Un alchimista targato New Age:
un esame critico de “L’alchimista” di Paulo Coelho
(lo si sapeva già 16 anni fà)
Di che tesoro, esattamente, si tratta? Qui il romanzo, già debole nella trama, si riduce a un’antologia dei luoghi comuni diffusi nella letteratura del New Age. La nostra vita non dipende dal destino; a ognuno è data la sua Leggenda Personale ma pochi le sono fedeli. Al contrario, “realizzare la propria Leggenda Personale è il solo dovere degli uomini”.Quando ci si mette d’impegno per realizzarla, “tutto l’Universo cospira affinché tu realizzi il tuo desiderio” e ti mette sulla giusta via tramite le “coincidenze”, che sono in realtà segnali. Tutto, infatti, è legato da un filo misterioso di corrispondenze come insegna la Tavola di smeraldo, la sintesi di tutto il sapere esoterico: tutte le cose (dalle pietre ai deserti e alla Terra) hanno un’anima che comunica con l’Anima del Mondo, che tutto governa e nutre. Accedendo all’Anima del Mondo si acquistano poteri straordinari che consentono di realizzare la Leggenda Personale.
Non si può fare a meno di chiudere L’Alchimista con un senso di fastidio. La Terra come essere vivente, le coincidenze che ci guidano, il panteismo dell’Anima del Mondo, la Leggenda Personale come unica etica (e il peccato e la morale come grandi assenti): tutti temi letti e riletti in centinaia di testi neo-esoterici, romanzi e no, che la voga del New Age ha portato a invadere le librerie di tutto il mondo. Sull’onda del successo de La profezia di Celestino di James Redfield è sbarcato in Occidente anche L’Alchimista, testo non recentissimo che rappresentava piuttosto una volgarizzazione dei temi del New Age ad uso delle periferie dell’Impero: dei paesi (come il Brasile in cui è nato) dove questa moda americana è arrivata in ritardo. Dal punto di vista sociologico il successo de L’Alchimista non è irrilevante, e mostra come – nonostante l’obiettivo declino del New Age – una macchina propagandistica internazionale sia ancora in grado di trasformare in best seller le più trite banalità. I comuni lettori hanno invece il diritto di cominciare ad essere stufi.
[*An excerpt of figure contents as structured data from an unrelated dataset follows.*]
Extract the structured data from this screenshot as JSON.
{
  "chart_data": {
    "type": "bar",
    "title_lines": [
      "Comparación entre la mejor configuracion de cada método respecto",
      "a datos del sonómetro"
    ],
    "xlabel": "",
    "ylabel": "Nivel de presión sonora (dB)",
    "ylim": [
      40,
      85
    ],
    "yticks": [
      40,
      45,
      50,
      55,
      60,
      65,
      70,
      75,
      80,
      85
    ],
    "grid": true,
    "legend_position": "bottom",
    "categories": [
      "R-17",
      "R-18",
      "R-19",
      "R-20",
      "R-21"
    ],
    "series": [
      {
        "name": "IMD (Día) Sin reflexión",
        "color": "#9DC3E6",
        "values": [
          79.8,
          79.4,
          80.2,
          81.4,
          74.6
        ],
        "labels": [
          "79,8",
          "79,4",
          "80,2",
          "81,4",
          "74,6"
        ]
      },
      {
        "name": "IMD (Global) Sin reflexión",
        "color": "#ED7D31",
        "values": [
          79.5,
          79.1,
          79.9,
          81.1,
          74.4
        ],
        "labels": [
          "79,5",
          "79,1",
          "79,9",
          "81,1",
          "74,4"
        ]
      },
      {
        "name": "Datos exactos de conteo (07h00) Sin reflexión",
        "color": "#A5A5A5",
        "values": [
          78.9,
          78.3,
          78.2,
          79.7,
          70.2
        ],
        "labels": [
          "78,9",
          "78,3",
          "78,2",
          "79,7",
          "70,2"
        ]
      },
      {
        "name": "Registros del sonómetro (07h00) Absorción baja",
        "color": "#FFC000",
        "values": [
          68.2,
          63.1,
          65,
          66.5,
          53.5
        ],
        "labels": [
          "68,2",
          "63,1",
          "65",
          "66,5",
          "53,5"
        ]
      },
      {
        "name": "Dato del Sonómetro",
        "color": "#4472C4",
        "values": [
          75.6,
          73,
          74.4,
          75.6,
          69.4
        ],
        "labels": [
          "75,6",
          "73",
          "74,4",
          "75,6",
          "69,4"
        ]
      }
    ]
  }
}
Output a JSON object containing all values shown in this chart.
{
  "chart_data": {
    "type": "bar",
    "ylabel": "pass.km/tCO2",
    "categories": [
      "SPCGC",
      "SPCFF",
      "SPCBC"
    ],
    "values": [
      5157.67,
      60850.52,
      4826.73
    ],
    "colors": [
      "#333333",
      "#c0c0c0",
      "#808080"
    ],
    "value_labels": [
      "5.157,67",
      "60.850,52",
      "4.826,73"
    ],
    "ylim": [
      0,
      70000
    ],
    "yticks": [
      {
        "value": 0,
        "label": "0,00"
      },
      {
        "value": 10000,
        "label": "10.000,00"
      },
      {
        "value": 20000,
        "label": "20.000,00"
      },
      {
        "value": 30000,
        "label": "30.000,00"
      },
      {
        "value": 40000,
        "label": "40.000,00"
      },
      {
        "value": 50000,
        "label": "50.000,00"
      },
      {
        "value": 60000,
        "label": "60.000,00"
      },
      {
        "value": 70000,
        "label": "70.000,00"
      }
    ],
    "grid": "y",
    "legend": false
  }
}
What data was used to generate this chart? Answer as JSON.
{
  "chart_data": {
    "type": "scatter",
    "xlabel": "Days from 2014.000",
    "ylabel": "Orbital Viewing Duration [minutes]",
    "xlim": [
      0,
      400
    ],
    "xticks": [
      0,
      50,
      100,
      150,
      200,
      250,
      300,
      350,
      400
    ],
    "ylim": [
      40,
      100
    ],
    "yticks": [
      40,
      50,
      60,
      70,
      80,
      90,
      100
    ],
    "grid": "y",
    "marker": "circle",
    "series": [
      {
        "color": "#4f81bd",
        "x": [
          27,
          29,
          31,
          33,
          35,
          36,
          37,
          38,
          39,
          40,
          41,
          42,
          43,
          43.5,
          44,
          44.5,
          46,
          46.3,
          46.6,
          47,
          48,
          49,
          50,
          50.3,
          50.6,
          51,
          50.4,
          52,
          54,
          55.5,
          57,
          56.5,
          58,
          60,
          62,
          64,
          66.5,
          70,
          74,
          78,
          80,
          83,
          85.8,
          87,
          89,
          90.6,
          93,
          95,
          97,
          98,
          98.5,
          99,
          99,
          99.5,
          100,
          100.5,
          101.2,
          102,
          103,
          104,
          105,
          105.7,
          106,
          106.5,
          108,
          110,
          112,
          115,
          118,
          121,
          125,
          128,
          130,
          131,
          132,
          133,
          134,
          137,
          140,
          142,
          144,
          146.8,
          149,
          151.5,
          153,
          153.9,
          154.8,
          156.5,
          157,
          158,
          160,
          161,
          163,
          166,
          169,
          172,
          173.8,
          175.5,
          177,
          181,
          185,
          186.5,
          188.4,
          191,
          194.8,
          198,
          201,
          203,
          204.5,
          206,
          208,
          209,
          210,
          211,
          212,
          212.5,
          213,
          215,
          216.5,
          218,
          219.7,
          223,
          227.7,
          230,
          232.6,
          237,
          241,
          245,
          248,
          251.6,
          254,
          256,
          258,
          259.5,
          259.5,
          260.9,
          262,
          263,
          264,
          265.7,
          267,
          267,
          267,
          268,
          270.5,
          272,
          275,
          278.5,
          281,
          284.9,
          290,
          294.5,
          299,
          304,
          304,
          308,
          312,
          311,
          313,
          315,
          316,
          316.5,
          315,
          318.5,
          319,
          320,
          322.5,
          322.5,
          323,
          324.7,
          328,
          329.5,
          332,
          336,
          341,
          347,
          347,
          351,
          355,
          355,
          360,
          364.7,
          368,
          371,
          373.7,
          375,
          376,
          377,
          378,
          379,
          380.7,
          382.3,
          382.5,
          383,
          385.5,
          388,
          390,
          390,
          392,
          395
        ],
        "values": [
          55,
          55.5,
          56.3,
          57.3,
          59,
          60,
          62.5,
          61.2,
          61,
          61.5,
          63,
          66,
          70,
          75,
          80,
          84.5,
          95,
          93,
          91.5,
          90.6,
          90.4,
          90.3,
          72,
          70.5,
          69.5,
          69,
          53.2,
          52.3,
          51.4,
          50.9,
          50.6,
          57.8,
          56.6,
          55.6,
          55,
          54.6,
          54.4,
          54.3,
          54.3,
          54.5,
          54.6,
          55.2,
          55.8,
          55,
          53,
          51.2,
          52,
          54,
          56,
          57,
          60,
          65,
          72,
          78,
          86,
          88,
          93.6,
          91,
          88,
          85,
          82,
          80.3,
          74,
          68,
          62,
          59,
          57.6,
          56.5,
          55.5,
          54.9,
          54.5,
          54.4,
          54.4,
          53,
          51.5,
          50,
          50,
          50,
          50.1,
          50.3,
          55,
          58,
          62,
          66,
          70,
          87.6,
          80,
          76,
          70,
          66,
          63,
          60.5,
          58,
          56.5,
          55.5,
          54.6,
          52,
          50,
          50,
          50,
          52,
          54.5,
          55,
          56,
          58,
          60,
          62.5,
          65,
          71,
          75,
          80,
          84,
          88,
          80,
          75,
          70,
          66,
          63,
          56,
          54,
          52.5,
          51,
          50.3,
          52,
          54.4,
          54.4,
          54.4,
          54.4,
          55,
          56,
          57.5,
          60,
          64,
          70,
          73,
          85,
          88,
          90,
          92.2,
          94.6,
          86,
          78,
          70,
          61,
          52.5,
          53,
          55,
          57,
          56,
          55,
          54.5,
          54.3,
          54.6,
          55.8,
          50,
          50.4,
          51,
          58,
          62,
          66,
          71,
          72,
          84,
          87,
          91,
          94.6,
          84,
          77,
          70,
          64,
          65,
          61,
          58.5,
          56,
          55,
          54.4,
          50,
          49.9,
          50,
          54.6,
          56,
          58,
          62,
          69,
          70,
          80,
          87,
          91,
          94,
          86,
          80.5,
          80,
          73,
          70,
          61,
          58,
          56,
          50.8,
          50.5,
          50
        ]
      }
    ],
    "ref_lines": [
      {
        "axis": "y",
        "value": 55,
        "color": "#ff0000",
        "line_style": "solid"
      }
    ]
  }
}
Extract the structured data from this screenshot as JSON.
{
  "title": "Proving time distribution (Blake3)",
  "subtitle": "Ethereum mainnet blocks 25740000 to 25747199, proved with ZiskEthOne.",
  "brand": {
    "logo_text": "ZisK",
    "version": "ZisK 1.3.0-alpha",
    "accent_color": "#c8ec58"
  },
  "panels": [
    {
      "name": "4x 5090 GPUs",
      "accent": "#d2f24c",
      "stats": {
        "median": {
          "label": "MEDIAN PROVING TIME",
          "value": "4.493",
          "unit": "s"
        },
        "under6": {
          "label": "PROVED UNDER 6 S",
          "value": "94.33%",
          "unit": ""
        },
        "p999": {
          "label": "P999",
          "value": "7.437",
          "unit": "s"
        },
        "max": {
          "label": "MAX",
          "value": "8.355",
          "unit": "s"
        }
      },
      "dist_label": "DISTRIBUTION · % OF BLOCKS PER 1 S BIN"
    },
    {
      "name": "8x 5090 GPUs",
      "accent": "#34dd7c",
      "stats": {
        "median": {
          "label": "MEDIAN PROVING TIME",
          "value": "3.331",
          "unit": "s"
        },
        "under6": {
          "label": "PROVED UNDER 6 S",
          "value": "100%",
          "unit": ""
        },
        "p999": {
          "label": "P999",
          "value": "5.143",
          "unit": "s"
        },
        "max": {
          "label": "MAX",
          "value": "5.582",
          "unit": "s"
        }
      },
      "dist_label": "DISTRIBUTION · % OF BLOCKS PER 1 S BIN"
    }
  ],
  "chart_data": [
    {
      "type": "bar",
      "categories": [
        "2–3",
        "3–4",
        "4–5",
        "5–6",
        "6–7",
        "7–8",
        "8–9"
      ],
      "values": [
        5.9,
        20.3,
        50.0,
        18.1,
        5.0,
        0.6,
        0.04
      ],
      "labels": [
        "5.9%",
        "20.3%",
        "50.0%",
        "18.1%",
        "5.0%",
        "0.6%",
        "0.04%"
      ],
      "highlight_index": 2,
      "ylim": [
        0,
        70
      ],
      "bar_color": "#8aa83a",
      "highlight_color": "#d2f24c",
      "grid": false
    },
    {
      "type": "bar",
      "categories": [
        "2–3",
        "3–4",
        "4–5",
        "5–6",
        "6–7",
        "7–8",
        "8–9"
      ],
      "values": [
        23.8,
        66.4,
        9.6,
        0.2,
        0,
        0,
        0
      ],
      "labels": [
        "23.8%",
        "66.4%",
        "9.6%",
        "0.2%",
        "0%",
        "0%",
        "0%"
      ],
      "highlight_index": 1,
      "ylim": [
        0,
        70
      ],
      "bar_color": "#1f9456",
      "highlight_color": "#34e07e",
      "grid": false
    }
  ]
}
Stufi non perché la visione del mondo esoterica (che ha una rispettata tradizione letteraria in Occidente, da Blake a Yeats) produca necessariamente cattiva letteratura: fra i romanzi del 1995, per esempio, il Memnoch the Devil di Anne Rice (che certo annuncia una cosmologia esoterica ed eterodossa di sapore gnostico) merita di essere considerato seriamente, e anche tentativi italiani come La trama dell’angelo di Igor Sibaldi si prestano almeno a qualche discussione interessante. Stufi, però, della cattiva letteratura che scala le classifiche dei best seller paludandosi di temi esoterici banalizzati e ridotti a moda dal New Age (né migliore sorte hanno i temi religiosi, come dimostrano sia la letteratura di terz’ordine oggi corrente in tema di angeli sia gli stessi riferimenti evangelici e biblici de L’Alchimista).
Quello di Paulo Coelho non è neppure un romanzo esoterico: è un centone di luoghi comuni neo-esoterici, immersi nello zucchero e nel miele dell’ottimismo obbligatorio nel New Age, al servizio di una grande operazione commerciale internazionale. Non credete alla pubblicità: questo Alchimista non merita di essere preso sul serio.